For the longest time I lived my life in the same way as all the others of my kind. Killing, feeding, unfeeling. Empty. I knew somehow that it was not the way I had been created. I have always known that I was made different, but it has taken me eons to understand just how different I am.
What revelation was that?
A flash of blue. Simple as that. A fleeting smile in an otherwise somber face. A flash of eyes bluer than anything I'd ever seen before. Eyes that seemed to bear the full weight of all the sorrow I've ever inflicted in my entire, endless lifetime. I looked once into his eyes, and I drowned in them. From then on, I was his. I fought it, I denied it, I cursed it . . . and in the end I accepted it, because I had no other choice. Because I was different.
I was made to love.
And I loved him.
But he never loved me back.
I tried so hard . . . a casual touch, a brush, a gentle teasing . . . nothing mattered. Nothing pierced that stony exterior, or if it did, it let out only anger. But I kept on trying, because I had no choice. No choice at all. I've discovered that love does that to people, not that I really consider myself to be a person.
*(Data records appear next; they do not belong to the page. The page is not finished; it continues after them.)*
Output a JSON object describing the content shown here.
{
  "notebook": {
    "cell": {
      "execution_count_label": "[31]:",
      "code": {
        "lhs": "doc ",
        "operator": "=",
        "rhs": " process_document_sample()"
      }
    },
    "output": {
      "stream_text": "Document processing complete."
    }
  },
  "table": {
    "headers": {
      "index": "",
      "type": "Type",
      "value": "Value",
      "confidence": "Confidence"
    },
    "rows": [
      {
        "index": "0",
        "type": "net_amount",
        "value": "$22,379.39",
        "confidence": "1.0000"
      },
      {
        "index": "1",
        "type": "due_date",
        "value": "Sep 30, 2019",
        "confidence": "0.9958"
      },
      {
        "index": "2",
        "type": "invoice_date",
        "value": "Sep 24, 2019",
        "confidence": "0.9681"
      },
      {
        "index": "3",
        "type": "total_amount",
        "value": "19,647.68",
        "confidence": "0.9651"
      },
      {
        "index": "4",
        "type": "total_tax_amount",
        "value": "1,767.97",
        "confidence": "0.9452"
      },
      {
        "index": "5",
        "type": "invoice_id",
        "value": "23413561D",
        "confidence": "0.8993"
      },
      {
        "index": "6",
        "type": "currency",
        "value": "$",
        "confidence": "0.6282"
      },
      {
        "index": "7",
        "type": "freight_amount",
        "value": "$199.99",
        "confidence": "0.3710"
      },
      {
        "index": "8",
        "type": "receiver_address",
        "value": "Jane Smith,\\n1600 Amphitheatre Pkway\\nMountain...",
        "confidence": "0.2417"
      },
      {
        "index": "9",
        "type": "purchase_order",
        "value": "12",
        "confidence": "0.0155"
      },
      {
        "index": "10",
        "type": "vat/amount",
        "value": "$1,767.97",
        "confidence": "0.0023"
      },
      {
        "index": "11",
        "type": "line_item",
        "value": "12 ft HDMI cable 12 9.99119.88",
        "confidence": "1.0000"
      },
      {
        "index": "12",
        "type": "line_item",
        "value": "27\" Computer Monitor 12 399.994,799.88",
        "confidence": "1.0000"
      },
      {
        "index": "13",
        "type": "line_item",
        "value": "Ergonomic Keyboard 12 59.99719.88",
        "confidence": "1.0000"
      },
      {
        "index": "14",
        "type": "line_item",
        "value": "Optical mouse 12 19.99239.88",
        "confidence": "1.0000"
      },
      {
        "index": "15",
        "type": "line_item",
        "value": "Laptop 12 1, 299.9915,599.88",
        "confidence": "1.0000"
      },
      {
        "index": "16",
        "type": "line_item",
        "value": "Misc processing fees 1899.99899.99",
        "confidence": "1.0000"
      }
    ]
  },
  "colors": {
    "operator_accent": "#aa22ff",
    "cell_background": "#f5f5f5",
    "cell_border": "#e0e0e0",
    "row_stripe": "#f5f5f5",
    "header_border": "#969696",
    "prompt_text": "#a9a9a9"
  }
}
I learned a lot of things during that time.
For example, I learned I could cry. Painfully, one tear at a time, but I did it. Endlessly, it feels like. I cannot count how many nights I cried to myself until my master came and touched me and sent me back into soft, merciful darkness.
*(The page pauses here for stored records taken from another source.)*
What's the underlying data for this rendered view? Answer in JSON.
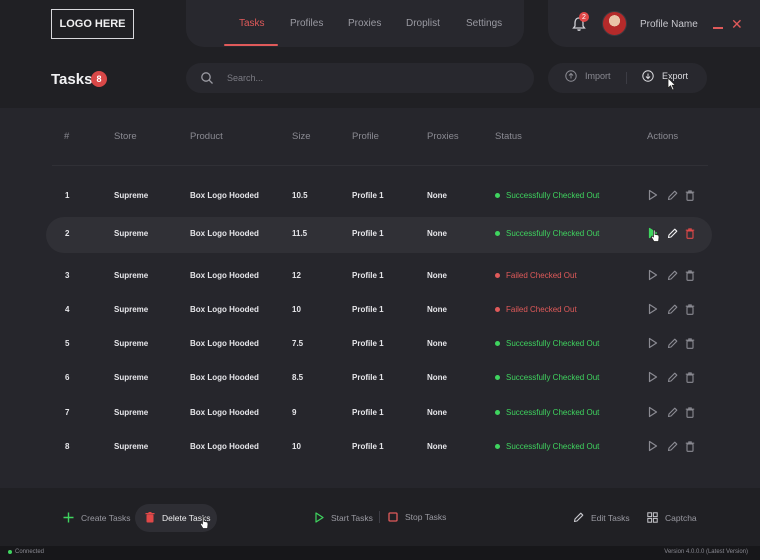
{
  "brand": {
    "logo_text": "LOGO HERE"
  },
  "nav": {
    "tabs": [
      {
        "label": "Tasks",
        "active": true
      },
      {
        "label": "Profiles"
      },
      {
        "label": "Proxies"
      },
      {
        "label": "Droplist"
      },
      {
        "label": "Settings"
      }
    ]
  },
  "user": {
    "notification_count": "2",
    "name": "Profile Name"
  },
  "page": {
    "title": "Tasks",
    "count": "8"
  },
  "search": {
    "placeholder": "Search..."
  },
  "toolbar": {
    "import_label": "Import",
    "export_label": "Export"
  },
  "table": {
    "headers": {
      "index": "#",
      "store": "Store",
      "product": "Product",
      "size": "Size",
      "profile": "Profile",
      "proxies": "Proxies",
      "status": "Status",
      "actions": "Actions"
    },
    "rows": [
      {
        "index": "1",
        "store": "Supreme",
        "product": "Box Logo Hooded",
        "size": "10.5",
        "profile": "Profile 1",
        "proxies": "None",
        "status": "Successfully Checked Out",
        "status_type": "success"
      },
      {
        "index": "2",
        "store": "Supreme",
        "product": "Box Logo Hooded",
        "size": "11.5",
        "profile": "Profile 1",
        "proxies": "None",
        "status": "Successfully Checked Out",
        "status_type": "success"
      },
      {
        "index": "3",
        "store": "Supreme",
        "product": "Box Logo Hooded",
        "size": "12",
        "profile": "Profile 1",
        "proxies": "None",
        "status": "Failed Checked Out",
        "status_type": "failed"
      },
      {
        "index": "4",
        "store": "Supreme",
        "product": "Box Logo Hooded",
        "size": "10",
        "profile": "Profile 1",
        "proxies": "None",
        "status": "Failed Checked Out",
        "status_type": "failed"
      },
      {
        "index": "5",
        "store": "Supreme",
        "product": "Box Logo Hooded",
        "size": "7.5",
        "profile": "Profile 1",
        "proxies": "None",
        "status": "Successfully Checked Out",
        "status_type": "success"
      },
      {
        "index": "6",
        "store": "Supreme",
        "product": "Box Logo Hooded",
        "size": "8.5",
        "profile": "Profile 1",
        "proxies": "None",
        "status": "Successfully Checked Out",
        "status_type": "success"
      },
      {
        "index": "7",
        "store": "Supreme",
        "product": "Box Logo Hooded",
        "size": "9",
        "profile": "Profile 1",
        "proxies": "None",
        "status": "Successfully Checked Out",
        "status_type": "success"
      },
      {
        "index": "8",
        "store": "Supreme",
        "product": "Box Logo Hooded",
        "size": "10",
        "profile": "Profile 1",
        "proxies": "None",
        "status": "Successfully Checked Out",
        "status_type": "success"
      }
    ]
  },
  "footer": {
    "create_label": "Create Tasks",
    "delete_label": "Delete Tasks",
    "start_label": "Start Tasks",
    "stop_label": "Stop Tasks",
    "edit_label": "Edit Tasks",
    "captcha_label": "Captcha"
  },
  "statusbar": {
    "connection": "Connected",
    "version": "Version 4.0.0.0 (Latest Version)"
  },
  "colors": {
    "accent": "#e05a5a",
    "success": "#3fd45f",
    "failed": "#e05a5a",
    "background": "#26262c",
    "panel": "#202024"
  },
  "icons": [
    "bell-icon",
    "search-icon",
    "import-icon",
    "export-icon",
    "play-icon",
    "edit-icon",
    "trash-icon",
    "plus-icon",
    "stop-icon",
    "captcha-icon"
  ]
}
I didn't know then what I know now.
If I had, it wouldn't have made a difference.
But I probably would have cried more, and tried harder.
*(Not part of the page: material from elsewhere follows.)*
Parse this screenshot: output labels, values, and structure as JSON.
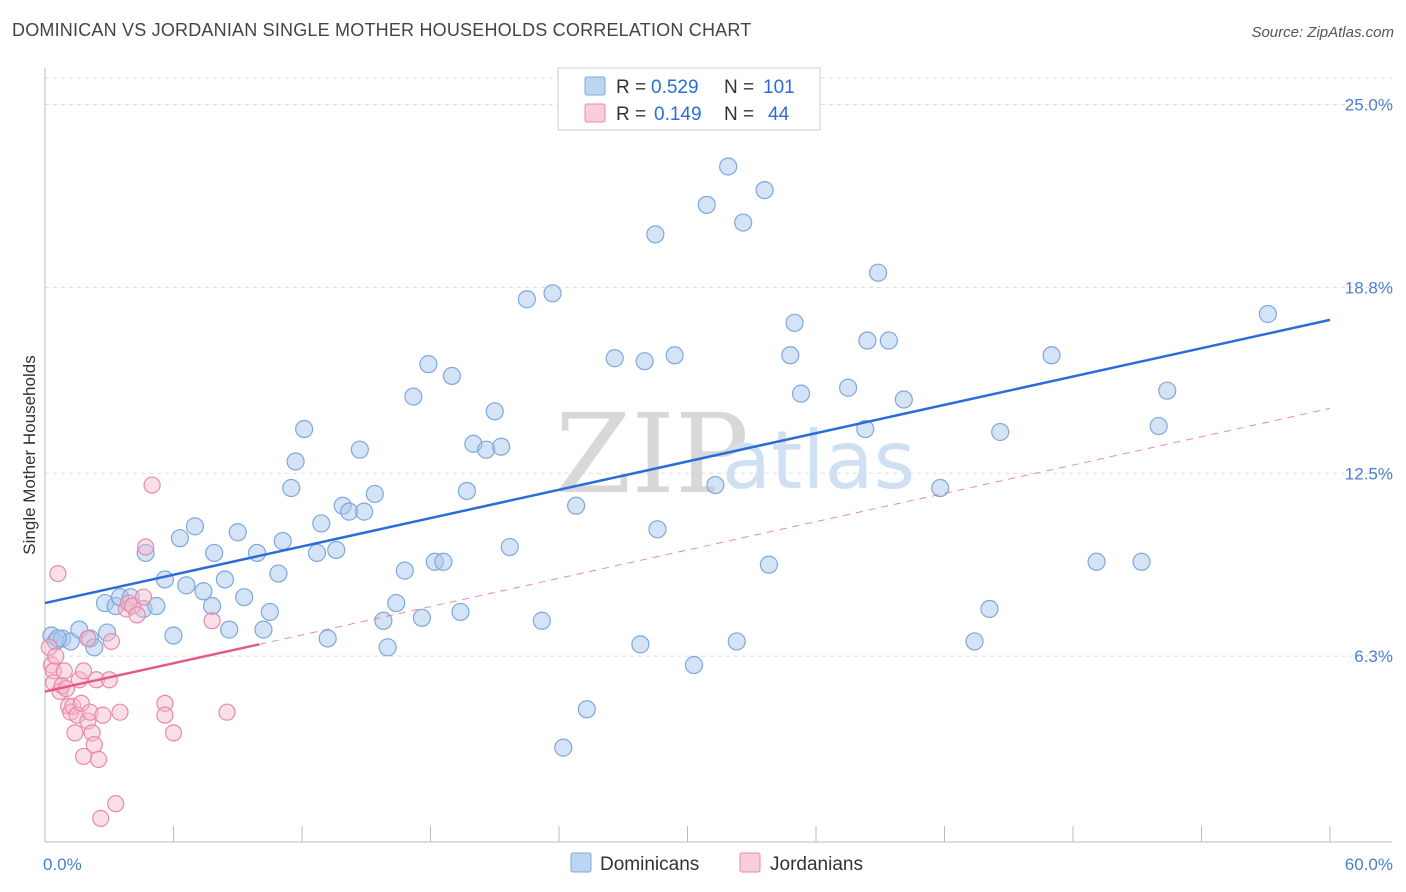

Even I cannot stop the aging process in a human, save by making them one of my kind. And that was something he would never let me do.
So he died, while I watched, day by day, year by year, moment by moment. And I could not tear my eyes away.
I don't know how long it's been now. The new and poignant emotions I had discovered had been torn from my soul by pain. I still don't understand why I was made this way. Why was I, alone among all my kind, allowed to love? Why? It makes no sense! Was it some kind of experiment? Was it just a whim of my master's, or of Lord Ruby Eye's? Does it even make a difference, now? He is dead and I am dead with him, no matter what it may look like. I function; that is all. All there is inside me is emptiness . . . and the memory of blue eyes.